Past-03.

50 38 313
                                    

ㅤㅤㅤㅤㅤㅤㅤㅤㅤㅤㅤㅤㅤㅤㅤㅤㅤㅤㅤㅤㅤㅤㅤㅤ

   
ㅤㅤㅤㅤㅤㅤㅤㅤㅤㅤㅤㅤㅤㅤㅤㅤㅤㅤㅤㅤㅤㅤㅤㅤ

ㅤㅤㅤㅤㅤㅤㅤㅤㅤㅤㅤㅤㅤㅤㅤㅤㅤ

BYUR.

Vikent yang habis keluar dari bilik toilet langsung menutup matanya karena merasakan ada cairan yang mengenai tubuhnya. Vikent membuka matanya, dia merasakan seragamnya yang basah kuyup, ugh.. basah banget, mana dia gak bawa baju ganti.

"Aduh, kok bisa ada penerima beasiswa di sekolah ini sih?"

Ejekan itu membuat Vikent memejamkan matanya sekejap. Dirinya di bully. Udah Vikent duga, dirinya bakal di bully karena dia adalah penerima beasiswa di sini. Vikent melihat nametag yang mengejeknya tadi, Junan Seondra, 8E.

Oh. Dari kelas E ternyata, pantes aja etikanya minim. Kelas E dan F terkenal dengan sifat berandalannya. Bahkan saat semester satu sebelum Vikent pindah ke sini, Arasta yang menjadi ketua OSIS sering kewalahan menghadapi mereka. Sifat berandalannya udah bener-bener di another level.

Makanya Arasta lebih memilih undur diri menjadi ketua OSIS walaupun belum sampai satu tahun. Selain gak sanggup mengurus kelas E dan F, Arasta ini adalah anak olimpiade, karena terpaksa sih.

Iya terpaksa, Arasta di suruh ikut olimpiade untuk perwakilan sekolahnya karena di tunjuk secara tiba-tiba oleh kepala sekolah. Mau tak mau harus mengikutinya karena percuma aja menolak, kan?

Yang ikut olimpiade ini ada tiga orang, murid peringkat lima di kelas A, si Winteren, lalu ada Artsa, dan yang terakhir Arasta. Sebenarnya, yang ikut olimpiade itu Chenlio, bukan Arasta. Namun entah kenapa orang tua Chenlio secara tiba-tiba datang ke sekolah dan menyuruh kepala sekolah untuk mengeluarkan Chenlio dari olimpiade.

Kata mereka, agar Chenlio lebih fokus belajar tanpa memikirkan bebannya sebagai anggota yang mengikuti olimpiade. Tapi mereka bilang, saat SMA kelas 1, biarkan Chenlio aja yang mengurus olimpiadenya lagi. Orang tua Chenlio adalah orang teraneh yang pernah kepala sekolah temui, serius.
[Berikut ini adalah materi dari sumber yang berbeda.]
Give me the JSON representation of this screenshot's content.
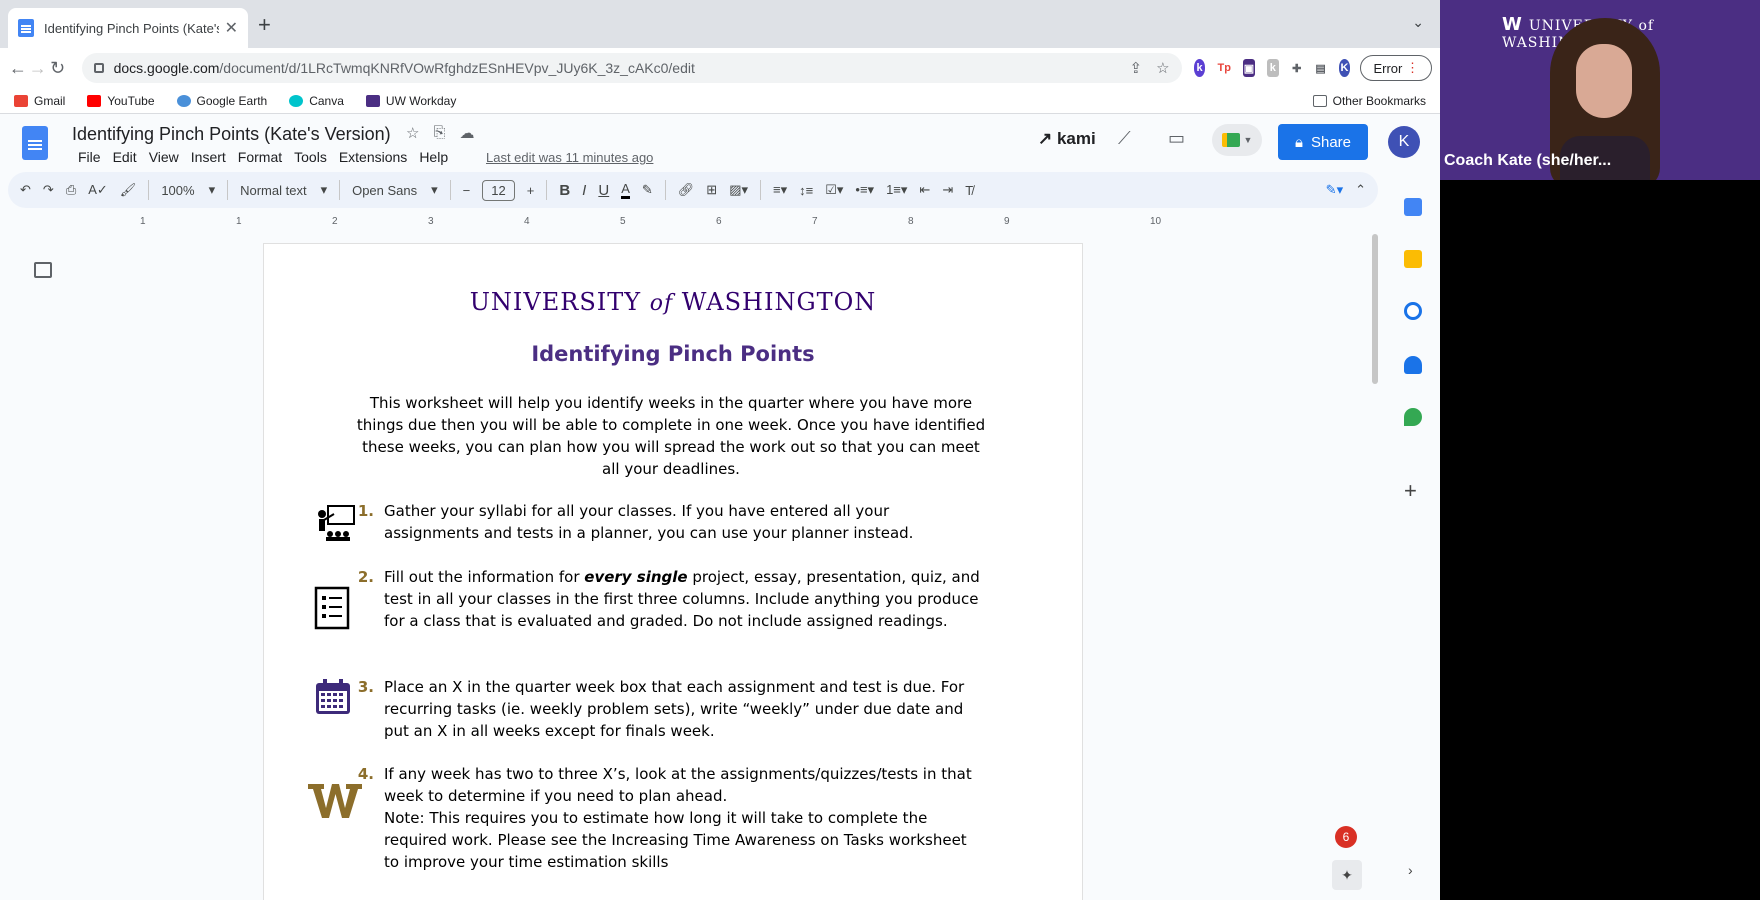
{
  "browser": {
    "tab_title": "Identifying Pinch Points (Kate's",
    "url_host": "docs.google.com",
    "url_path": "/document/d/1LRcTwmqKNRfVOwRfghdzESnHEVpv_JUy6K_3z_cAKc0/edit",
    "error_label": "Error",
    "bookmarks": [
      "Gmail",
      "YouTube",
      "Google Earth",
      "Canva",
      "UW Workday"
    ],
    "other_bookmarks": "Other Bookmarks"
  },
  "docs": {
    "title": "Identifying Pinch Points (Kate's Version)",
    "menu": [
      "File",
      "Edit",
      "View",
      "Insert",
      "Format",
      "Tools",
      "Extensions",
      "Help"
    ],
    "last_edit": "Last edit was 11 minutes ago",
    "kami": "kami",
    "share": "Share",
    "avatar": "K",
    "notifications": "6"
  },
  "format_toolbar": {
    "zoom": "100%",
    "style": "Normal text",
    "font": "Open Sans",
    "font_size": "12"
  },
  "ruler": [
    "1",
    "1",
    "2",
    "3",
    "4",
    "5",
    "6",
    "7",
    "8",
    "9",
    "10"
  ],
  "document": {
    "uw_header_1": "UNIVERSITY",
    "uw_header_of": "of",
    "uw_header_2": "WASHINGTON",
    "heading": "Identifying Pinch Points",
    "intro": "This worksheet will help you identify weeks in the quarter where you have more things due then you will be able to complete in one week.  Once you have identified these weeks, you can plan how you will spread the work out so that you can meet all your deadlines.",
    "steps": [
      {
        "num": "1.",
        "text": "Gather your syllabi for all your classes.  If you have entered all your assignments and tests in a planner, you can use your planner instead."
      },
      {
        "num": "2.",
        "text_a": "Fill out the information for ",
        "text_bold": "every single",
        "text_b": " project, essay, presentation, quiz, and test in all your classes in the first three columns.  Include anything you produce for a class that is evaluated and graded.  Do not include assigned readings."
      },
      {
        "num": "3.",
        "text": "Place an X in the quarter week box that each assignment and test is due.  For recurring tasks (ie. weekly problem sets), write “weekly” under due date and put an X in all weeks except for finals week."
      },
      {
        "num": "4.",
        "text_a": "If any week has two to three X’s, look at the assignments/quizzes/tests in that week to determine if you need to plan ahead.",
        "text_b": "Note: This requires you to estimate how long it will take to complete the required work.  Please see the Increasing Time Awareness on Tasks worksheet to improve your time estimation skills"
      }
    ]
  },
  "video": {
    "logo_w": "W",
    "logo_text": "UNIVERSITY of WASHINGTON",
    "name": "Coach Kate (she/her..."
  },
  "colors": {
    "uw_purple": "#4b2e83",
    "uw_gold": "#8c6e2b",
    "share_blue": "#1a73e8"
  }
}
Sebenarnya juga, kayak begitu gak diperbolehkan. Namun karena orang tua Chenlio mengancam kepala sekolah, mau gak mau kepala sekolah menyetujui permintaan mereka.

Dengan terpaksa kepala sekolah saat itu, memilih Arasta untuk mengikuti olimpiade. Kesimpulannya, Arasta di sini hanya untuk menggantikan Chenlio sementara sampai kelas 9 nanti, karena SMP dan SMA di sekolah ini, satu sekolah.

SMP Malovoline dan SMA Malovoline.

Kaca mata milik Vikent di ambil secara tiba-tiba membuat Vikent agak terserentak. "Wah, bagus juga nih kaca mata. Yah.. tapi sayangnya bakal gue rusakin." Ucap temannya Junan, Genta Buanaksa, dengan wajah sedih yang di buat-buat. Genta mengambil kaca mata Vikent dan melemparkannya ke lantai lalu menginjaknya.

Vikent menganga ketika melihat kaca matanya udah hancur di bawah sana. Bukan, bukan karena dia gak bisa membaca tanpa kaca mata, Vikent masih bisa membaca tulisan tanpa kaca mata karena minus yang di milikinya hanya 1,5 aja. Tetapi karena kaca mata ini, adalah hasil kerja kerasnya untuk mendapatkan uang dengan bekerja.

Harga kaca mata minus dengan kualitas bagus, harganya gak murah. Sekitar Rp. 400.000 keatasan lah. Untuk mendapatkan vitamin dari dokter dan periksa mata ke dokter biayanya juga gak murah. Dirinya gak mau merepotkan pamannya, udah cukup dia merepotkan pamannya selama ini.

Ya walaupun dia pindah ke Jakarta pada akhirnya memakai uang pamannya juga.

"Ternyata muka dia ganteng juga, gue kira gak bakal punya visual."Celetuk teman Junan yang lain, Tahiro Otsukasi.